Mulanya Dion sempat khawatir karena beberapa orang tidak nyaman dengan perbedaan agama. Tapi Marini dan Adian hanya tertawa mendengar pengakuan Dion. Dengan memiringkan kepala, Adian menjawab sambil berkelakar, “Asalkan tidak punya agama saja. Itu melanggar konstitusi alias ilegal di negara kita.”
Dion juga memutuskan untuk melanjutkan pendidikannya ke jenjang lebih tinggi, Diploma-3 atas dorongan Wina yang ingin pemuda itu terus menyibukkan diri.
“Dion tak boleh punya waktu untuk berleha-leha lalu melirik wanita lain,” begitu alasan Wina ketika itu.

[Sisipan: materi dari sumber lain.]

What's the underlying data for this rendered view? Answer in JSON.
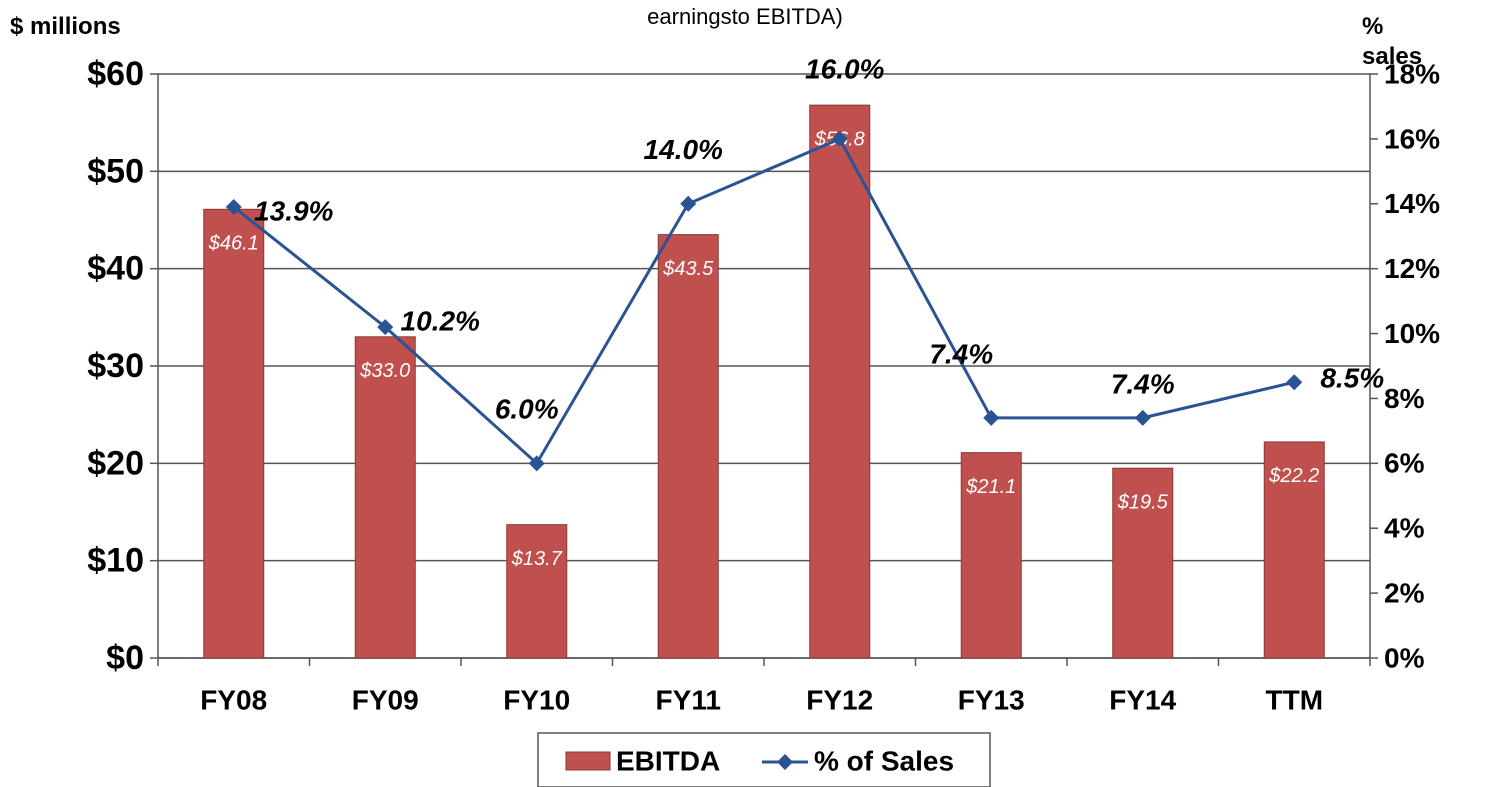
{
  "chart_data": {
    "type": "bar_line",
    "title": "earningsto EBITDA)",
    "y_label": "$ millions",
    "y2_label": "% sales",
    "categories": [
      "FY08",
      "FY09",
      "FY10",
      "FY11",
      "FY12",
      "FY13",
      "FY14",
      "TTM"
    ],
    "series": [
      {
        "name": "EBITDA",
        "type": "bar",
        "color": "#c0504d",
        "values": [
          46.1,
          33.0,
          13.7,
          43.5,
          56.8,
          21.1,
          19.5,
          22.2
        ],
        "value_labels": [
          "$46.1",
          "$33.0",
          "$13.7",
          "$43.5",
          "$56.8",
          "$21.1",
          "$19.5",
          "$22.2"
        ]
      },
      {
        "name": "% of Sales",
        "type": "line",
        "axis": "y2",
        "color": "#2a5394",
        "values": [
          13.9,
          10.2,
          6.0,
          14.0,
          16.0,
          7.4,
          7.4,
          8.5
        ],
        "value_labels": [
          "13.9%",
          "10.2%",
          "6.0%",
          "14.0%",
          "16.0%",
          "7.4%",
          "7.4%",
          "8.5%"
        ]
      }
    ],
    "ylim": [
      0,
      60
    ],
    "yticks": [
      {
        "value": 0,
        "label": "$0"
      },
      {
        "value": 10,
        "label": "$10"
      },
      {
        "value": 20,
        "label": "$20"
      },
      {
        "value": 30,
        "label": "$30"
      },
      {
        "value": 40,
        "label": "$40"
      },
      {
        "value": 50,
        "label": "$50"
      },
      {
        "value": 60,
        "label": "$60"
      }
    ],
    "y2lim": [
      0,
      18
    ],
    "y2ticks": [
      {
        "value": 0,
        "label": "0%"
      },
      {
        "value": 2,
        "label": "2%"
      },
      {
        "value": 4,
        "label": "4%"
      },
      {
        "value": 6,
        "label": "6%"
      },
      {
        "value": 8,
        "label": "8%"
      },
      {
        "value": 10,
        "label": "10%"
      },
      {
        "value": 12,
        "label": "12%"
      },
      {
        "value": 14,
        "label": "14%"
      },
      {
        "value": 16,
        "label": "16%"
      },
      {
        "value": 18,
        "label": "18%"
      }
    ],
    "grid": true,
    "legend": "bottom"
  }
}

Dion melewati hari-harinya dengan semangat. Apalagi ia memang menggandrungi bahasa pemrograman. Dion ingin meningkatkan kemampuannya beradaptasi pada penggunaan sintaks berbeda antar bahasa.

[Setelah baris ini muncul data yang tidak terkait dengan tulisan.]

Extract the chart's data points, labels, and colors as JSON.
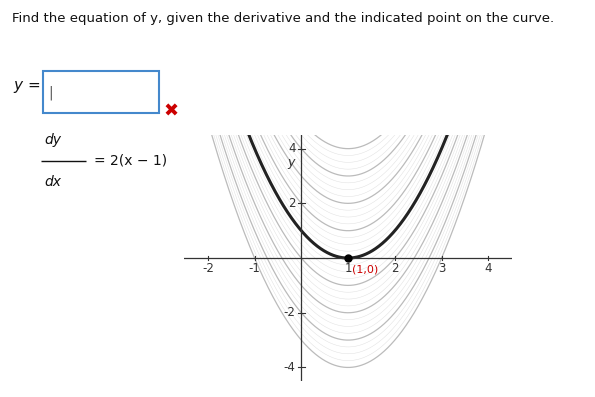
{
  "title": "Find the equation of y, given the derivative and the indicated point on the curve.",
  "point": [
    1,
    0
  ],
  "point_label": "(1,0)",
  "solution_C": 0,
  "family_C_values": [
    -4,
    -3,
    -2,
    -1,
    1,
    2,
    3,
    4
  ],
  "xlim": [
    -2.5,
    4.5
  ],
  "ylim": [
    -4.5,
    4.5
  ],
  "xticks": [
    -2,
    -1,
    1,
    2,
    3,
    4
  ],
  "yticks": [
    -4,
    -2,
    2,
    4
  ],
  "family_color": "#bbbbbb",
  "solution_color": "#222222",
  "point_color": "#000000",
  "point_label_color": "#cc0000",
  "background_color": "#ffffff",
  "box_color": "#4488cc",
  "x_mark_color": "#cc0000"
}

Dion yang langsung jatuh hati pada Java dan C++ mulai meninggalkan Pascal yang bertele-tele dan tidak berorientasi objek. Belakangan hari, Dion sangat mensyukuri keputusannya karena kedua bahasa itu mempunyai andil besar dalam membangun fondasi hidupnya.

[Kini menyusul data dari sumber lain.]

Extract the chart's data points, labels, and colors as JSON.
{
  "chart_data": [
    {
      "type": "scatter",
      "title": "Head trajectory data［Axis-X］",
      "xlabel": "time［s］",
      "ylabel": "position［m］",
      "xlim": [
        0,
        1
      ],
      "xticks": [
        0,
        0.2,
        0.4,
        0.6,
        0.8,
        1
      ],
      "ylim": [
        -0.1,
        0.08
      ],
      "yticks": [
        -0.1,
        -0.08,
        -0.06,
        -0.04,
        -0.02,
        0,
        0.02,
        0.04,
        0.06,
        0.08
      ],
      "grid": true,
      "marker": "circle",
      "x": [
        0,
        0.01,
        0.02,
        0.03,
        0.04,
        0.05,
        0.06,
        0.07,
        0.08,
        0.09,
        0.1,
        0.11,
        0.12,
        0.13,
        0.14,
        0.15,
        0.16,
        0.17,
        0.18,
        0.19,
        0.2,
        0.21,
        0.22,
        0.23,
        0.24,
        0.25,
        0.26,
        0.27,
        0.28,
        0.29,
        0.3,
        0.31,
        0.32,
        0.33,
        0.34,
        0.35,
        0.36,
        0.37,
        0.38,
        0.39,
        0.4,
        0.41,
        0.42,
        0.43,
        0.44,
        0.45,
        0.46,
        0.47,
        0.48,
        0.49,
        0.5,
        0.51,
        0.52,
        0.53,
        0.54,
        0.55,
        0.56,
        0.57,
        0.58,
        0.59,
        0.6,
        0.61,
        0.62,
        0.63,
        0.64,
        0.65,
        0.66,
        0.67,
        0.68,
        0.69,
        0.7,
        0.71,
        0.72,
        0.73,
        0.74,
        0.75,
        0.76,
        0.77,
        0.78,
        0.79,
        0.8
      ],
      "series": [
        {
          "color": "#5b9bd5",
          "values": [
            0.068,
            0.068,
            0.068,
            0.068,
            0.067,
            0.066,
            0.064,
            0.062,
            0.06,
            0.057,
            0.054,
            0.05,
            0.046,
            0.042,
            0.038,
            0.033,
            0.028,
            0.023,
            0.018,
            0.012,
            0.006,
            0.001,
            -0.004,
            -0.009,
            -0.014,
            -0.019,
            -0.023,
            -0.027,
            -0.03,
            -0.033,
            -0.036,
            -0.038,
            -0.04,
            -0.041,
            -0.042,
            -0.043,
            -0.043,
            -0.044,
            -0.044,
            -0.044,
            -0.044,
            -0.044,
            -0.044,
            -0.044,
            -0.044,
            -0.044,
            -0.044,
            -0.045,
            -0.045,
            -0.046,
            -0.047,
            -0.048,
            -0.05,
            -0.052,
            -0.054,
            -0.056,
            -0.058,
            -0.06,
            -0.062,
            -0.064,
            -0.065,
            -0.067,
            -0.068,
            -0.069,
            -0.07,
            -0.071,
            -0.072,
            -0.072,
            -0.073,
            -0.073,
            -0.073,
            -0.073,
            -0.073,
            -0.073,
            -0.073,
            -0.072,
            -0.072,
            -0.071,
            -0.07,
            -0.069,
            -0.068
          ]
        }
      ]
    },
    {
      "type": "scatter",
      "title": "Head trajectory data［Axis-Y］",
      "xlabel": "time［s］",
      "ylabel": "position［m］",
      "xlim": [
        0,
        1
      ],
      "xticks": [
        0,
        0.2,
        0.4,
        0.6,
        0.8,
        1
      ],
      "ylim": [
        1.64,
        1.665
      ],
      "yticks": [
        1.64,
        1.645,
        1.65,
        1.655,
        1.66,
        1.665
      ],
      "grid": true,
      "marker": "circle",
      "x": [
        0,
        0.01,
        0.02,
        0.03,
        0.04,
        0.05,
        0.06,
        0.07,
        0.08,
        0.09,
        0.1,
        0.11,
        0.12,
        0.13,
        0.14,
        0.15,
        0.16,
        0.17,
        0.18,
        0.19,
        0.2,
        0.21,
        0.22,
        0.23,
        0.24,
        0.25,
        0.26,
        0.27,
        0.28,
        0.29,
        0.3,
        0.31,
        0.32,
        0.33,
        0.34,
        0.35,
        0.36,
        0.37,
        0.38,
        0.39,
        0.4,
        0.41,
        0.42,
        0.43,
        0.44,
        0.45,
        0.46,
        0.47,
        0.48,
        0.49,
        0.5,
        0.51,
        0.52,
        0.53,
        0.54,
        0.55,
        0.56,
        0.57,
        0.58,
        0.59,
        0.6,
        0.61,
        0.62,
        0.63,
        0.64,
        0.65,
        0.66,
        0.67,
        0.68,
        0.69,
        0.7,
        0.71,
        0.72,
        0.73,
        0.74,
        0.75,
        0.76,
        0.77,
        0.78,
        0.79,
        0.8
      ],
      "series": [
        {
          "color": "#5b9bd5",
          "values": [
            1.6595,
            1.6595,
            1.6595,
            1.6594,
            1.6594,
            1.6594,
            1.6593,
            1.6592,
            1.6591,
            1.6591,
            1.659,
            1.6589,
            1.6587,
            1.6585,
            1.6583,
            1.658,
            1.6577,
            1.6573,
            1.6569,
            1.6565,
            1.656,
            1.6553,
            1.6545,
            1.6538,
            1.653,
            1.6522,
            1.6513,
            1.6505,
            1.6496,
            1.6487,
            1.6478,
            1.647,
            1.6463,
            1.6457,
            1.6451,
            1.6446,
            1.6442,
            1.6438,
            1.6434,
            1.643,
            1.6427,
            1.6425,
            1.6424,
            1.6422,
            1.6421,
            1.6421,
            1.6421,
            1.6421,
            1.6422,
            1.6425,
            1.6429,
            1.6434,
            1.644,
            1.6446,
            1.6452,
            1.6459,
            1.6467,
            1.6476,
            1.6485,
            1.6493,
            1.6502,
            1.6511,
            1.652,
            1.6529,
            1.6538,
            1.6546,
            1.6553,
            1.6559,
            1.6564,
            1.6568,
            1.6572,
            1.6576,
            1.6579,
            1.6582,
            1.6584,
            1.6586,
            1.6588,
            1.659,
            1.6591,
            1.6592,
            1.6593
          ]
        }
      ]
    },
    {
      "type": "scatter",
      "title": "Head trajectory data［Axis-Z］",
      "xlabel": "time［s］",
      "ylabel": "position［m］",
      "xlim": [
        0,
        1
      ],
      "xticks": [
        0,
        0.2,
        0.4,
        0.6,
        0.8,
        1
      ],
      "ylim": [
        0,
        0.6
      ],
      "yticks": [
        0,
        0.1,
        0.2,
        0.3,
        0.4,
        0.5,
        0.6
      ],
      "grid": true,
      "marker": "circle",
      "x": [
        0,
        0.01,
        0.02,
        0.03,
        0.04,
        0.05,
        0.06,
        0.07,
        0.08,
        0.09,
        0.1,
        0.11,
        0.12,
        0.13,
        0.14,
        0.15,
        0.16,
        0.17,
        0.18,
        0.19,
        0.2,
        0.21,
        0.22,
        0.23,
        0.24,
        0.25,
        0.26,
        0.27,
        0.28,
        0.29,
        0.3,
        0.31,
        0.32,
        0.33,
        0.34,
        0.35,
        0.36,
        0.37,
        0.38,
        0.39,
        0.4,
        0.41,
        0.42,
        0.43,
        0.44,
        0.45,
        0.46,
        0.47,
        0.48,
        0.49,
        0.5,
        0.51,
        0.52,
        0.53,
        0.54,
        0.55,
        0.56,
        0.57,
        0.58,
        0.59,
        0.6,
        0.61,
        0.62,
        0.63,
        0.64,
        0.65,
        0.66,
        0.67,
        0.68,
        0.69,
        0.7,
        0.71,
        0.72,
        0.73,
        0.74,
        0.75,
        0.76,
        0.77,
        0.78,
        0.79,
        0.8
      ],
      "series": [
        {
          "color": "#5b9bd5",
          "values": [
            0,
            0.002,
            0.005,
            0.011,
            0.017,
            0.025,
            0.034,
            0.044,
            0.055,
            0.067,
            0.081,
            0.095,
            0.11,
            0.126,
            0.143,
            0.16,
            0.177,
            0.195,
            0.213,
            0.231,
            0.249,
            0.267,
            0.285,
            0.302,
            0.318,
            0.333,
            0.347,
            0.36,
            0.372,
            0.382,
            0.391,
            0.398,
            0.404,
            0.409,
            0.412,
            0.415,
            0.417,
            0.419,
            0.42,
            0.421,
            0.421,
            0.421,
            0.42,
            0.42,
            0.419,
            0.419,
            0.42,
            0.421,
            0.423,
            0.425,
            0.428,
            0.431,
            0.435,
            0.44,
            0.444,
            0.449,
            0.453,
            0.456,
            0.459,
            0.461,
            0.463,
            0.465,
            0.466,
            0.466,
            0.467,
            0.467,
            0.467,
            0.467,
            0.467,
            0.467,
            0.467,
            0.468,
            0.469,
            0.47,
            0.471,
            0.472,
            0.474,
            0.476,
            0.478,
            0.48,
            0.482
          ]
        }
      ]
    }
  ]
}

Kehidupan sosialnya tak banyak berubah. Andi dan Hendrik masih merupakan teman terdekatnya. Ia hanya ketambahan beberapa teman dari kampus barunya.
Ia juga tetap mengunjungi Oppung Duma, nenek Wina secara rutin untuk mengantarkan madu hutan. Selain itu, Dion memang sangat menyukai obrolan dengan wanita tua itu yang selalu suka berbagi kisah tentang kehidupan di masa lalu.
Tak terasa waktu berlalu. Sudah 9 bulan sejak perpindahan Wina ke Jakarta. Jarak membuat keduanya hanya bisa berkomunikasi lewat telepon dan surat.
Bulan-bulan pertama, komunikasi keduanya sangat intens. Selain bertelepon secara rutin, Wina dan Dion juga saling bertulis surat elektronik dan surat konvensional menceritakan hal-hal yang tidak sempat dibicarakan lewat telepon.
Belakangan, berkirim surat secara konvensional menjadi favorit Dion. Ada sensansi tersendiri ketika membaca tulisan tangan dan mencurahkan isi hati melalui goresan tinta. Ia menjadi mengerti mengapa hal itu selalu menjadi bagian penting dari karya-karya novel dekade sebelumnya.
Dion yang mulanya kelabakan memilih kata-kata pada suratnya, mulai menemukan ritmenya sendiri. Ia iri pada tulisan Wina yang mampu menyusun kata-kata yang mengalir tanpa ragu. Wina yang straightforward tapi spontan membuat suratnya selalu terdiri dari belasan halaman.
Namun, bulan-bulan terakhir ini, kesibukan mulai memangkas kebiasaan itu. Telepon tak lagi sesering dulu, surat pun semakin jarang tiba. Dion menahan diri, menepis keinginan untuk mendengar suara Wina lebih sering. Ia tahu, kekasihnya butuh fokus penuh untuk menyelesaikan tugas akhir.
Meski rindu kerap menyelinap tanpa aba-aba, ia memilih mengalah.